Originally posted by Harald I do not understand this jpeg vs. RAW thing.
If you want post process your pictures, RAW is made for it. It is not easier to PP jpegs but more diffcult. And it is even more difficult to maintain picture quality. (snip)
First of all, when you look at the earlier images posted by Darius4522, do remember that you're looking at an user
altered RAW image versus an assumingly
unaltered JPEG image. Adjustments were made to the RAW file in the conversion software (contrast, WB, saturation, etc) before saving that image as a JPEG or TIFF file to the hard drive, while it appears the default camera settings were used for the JPEG file. Had those default camera settings (contrast, WB, saturation, etc) been adjusted to provide an image similar to the RAW file, both images would have obviously turned out virtually identical.
Next, you might understand this "thing" a little better by noting some RAW-only advocates continue to post misleading information to support this position. For example, you made the claim above that JPEG is more difficult to post process than RAW, which is clearly utter hogwash. Once a RAW file is converted into either JPEG or TIFF with the conversion software (a necessary step since no graphics editing software can edit a RAW file directly), there is absolutely no difference between the two images from that point on. Both can be saved in lossy or lossless format, with the exact same post processing tools used for each.
Finally, this JPEG versus RAW "thing" comes up every few weeks, with the same points made and disproven each time.
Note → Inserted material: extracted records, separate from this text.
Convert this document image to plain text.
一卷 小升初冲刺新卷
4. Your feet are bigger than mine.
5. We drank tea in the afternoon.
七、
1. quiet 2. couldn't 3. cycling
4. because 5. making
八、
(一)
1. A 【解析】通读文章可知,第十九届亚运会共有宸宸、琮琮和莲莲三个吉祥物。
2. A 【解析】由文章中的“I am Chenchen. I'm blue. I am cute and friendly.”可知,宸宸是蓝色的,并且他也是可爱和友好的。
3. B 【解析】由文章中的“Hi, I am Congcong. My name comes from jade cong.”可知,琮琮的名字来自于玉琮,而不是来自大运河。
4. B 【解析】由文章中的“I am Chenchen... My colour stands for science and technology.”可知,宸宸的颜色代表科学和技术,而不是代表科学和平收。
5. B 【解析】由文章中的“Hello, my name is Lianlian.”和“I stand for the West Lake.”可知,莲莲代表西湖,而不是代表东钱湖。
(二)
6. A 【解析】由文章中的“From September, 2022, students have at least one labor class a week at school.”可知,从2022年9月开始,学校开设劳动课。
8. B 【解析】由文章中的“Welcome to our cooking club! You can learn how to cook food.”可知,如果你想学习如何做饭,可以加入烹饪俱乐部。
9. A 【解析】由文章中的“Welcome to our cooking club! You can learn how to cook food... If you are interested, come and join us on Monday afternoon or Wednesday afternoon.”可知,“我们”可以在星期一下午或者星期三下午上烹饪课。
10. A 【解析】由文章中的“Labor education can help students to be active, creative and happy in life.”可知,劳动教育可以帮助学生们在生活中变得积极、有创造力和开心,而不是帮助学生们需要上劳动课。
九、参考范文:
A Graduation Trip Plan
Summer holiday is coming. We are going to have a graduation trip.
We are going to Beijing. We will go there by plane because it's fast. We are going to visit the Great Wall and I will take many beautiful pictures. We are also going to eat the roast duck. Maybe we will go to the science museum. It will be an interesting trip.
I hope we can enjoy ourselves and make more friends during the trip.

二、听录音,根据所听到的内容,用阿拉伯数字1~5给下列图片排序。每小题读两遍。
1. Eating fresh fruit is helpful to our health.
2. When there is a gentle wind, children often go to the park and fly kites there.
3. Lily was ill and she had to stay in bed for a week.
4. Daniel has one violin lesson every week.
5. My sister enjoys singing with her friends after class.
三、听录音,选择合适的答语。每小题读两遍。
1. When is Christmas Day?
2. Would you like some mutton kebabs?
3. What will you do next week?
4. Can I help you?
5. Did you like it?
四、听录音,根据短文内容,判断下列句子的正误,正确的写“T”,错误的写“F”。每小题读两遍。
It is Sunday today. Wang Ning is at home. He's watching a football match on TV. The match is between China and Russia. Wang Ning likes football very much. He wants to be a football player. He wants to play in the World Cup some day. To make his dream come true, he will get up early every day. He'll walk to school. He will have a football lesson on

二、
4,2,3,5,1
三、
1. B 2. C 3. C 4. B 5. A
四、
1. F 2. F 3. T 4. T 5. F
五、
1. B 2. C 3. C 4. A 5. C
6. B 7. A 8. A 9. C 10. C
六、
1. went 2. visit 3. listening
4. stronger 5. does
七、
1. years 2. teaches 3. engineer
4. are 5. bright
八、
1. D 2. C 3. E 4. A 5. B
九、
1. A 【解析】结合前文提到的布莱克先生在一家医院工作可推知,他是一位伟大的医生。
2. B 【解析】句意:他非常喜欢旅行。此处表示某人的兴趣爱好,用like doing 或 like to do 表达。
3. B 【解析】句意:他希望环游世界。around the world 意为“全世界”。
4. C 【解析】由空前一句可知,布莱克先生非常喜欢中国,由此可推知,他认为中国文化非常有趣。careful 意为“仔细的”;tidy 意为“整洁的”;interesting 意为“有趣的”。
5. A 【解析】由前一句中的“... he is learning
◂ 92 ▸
In the end, most agree there are no huge differences between the two file formats
if handled correctly by the user. So, lets head this "thing" off now by agreeing there are few differences (just a preference instead), that not everyone is going to use a camera in the same manner as another, and that one single way of doing things in this regard is not that much more proper than, or superior to, the other.
At that point, there is very little else remaining to debate about.